Article ID Journal Published Year Pages File Type
6269620 Journal of Neuroscience Methods 2011 7 Pages PDF
Abstract

Group comparisons of indices derived from diffusion tensor imaging are common in the literature. An increasingly popular approach to performing such comparisons is the skeleton-projection based approach where, for example, fractional anisotropy (FA) values are projected onto a skeletonized version of the data to minimize differences due to spatial misalignment. In this work, we examine the spatial heterogeneity of the statistical power to detect group differences, and show that there is an intrinsic spatial heterogeneity, with more 'central' structures having less variance within a population. Importantly, we also demonstrate a previously unreported feature of skeleton-based analysis methods, that is that the width of the skeleton depends on the relative orientation to the imaging matrix.
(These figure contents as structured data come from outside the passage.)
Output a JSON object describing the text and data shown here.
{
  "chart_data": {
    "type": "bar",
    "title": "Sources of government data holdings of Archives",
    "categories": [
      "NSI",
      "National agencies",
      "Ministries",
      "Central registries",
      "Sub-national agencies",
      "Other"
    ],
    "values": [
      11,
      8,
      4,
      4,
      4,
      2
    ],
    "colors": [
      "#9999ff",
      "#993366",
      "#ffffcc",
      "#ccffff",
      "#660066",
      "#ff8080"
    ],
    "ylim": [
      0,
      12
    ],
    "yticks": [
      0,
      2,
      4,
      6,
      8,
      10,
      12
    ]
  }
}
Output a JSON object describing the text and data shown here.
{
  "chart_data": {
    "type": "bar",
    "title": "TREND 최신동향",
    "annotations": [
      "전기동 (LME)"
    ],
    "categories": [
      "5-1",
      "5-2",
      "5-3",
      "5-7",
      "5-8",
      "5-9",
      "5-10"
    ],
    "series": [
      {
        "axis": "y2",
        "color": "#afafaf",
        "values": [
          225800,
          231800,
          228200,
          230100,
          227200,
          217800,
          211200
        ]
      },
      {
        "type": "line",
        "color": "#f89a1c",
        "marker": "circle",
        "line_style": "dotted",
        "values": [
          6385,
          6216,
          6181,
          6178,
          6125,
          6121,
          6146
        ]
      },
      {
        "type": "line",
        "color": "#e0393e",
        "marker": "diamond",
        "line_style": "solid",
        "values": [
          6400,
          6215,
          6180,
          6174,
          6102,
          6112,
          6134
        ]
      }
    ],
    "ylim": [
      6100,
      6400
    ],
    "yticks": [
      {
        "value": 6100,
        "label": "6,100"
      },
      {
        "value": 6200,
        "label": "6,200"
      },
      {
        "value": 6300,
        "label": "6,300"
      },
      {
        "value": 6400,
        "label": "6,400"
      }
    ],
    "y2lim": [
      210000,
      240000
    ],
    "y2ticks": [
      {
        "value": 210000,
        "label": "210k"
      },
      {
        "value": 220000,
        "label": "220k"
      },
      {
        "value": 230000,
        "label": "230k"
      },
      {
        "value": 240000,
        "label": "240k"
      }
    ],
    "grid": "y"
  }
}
Due to the way in which the inferential statistics are performed, this means that structures that are obliquely oriented to the imaging matrix are more likely to show significant differences than when aligned with the imaging matrix. This has profound implications for the interpretation of results obtained from such analysis, especially when there are no a priori hypotheses concerning the spatial location of any group differences. For a uniform (DC) offset between two groups, the skeleton projection-based approaches will be most likely to reveal a difference in centrally located white matter structures oriented obliquely to the imaging matrix.

► Statistical sensitivity of skeleton-based diffusion MRI analyses is shown to be spatially varying. ► Variance of diffusion metrics (e.g. FA) is non-uniform across the skeleton. ► Skeletonization is rotationally variant due to interaction between the imaging matrix and tract orientation. ► Statistical methods using neighbour information can lead to orientational bias of statistical power.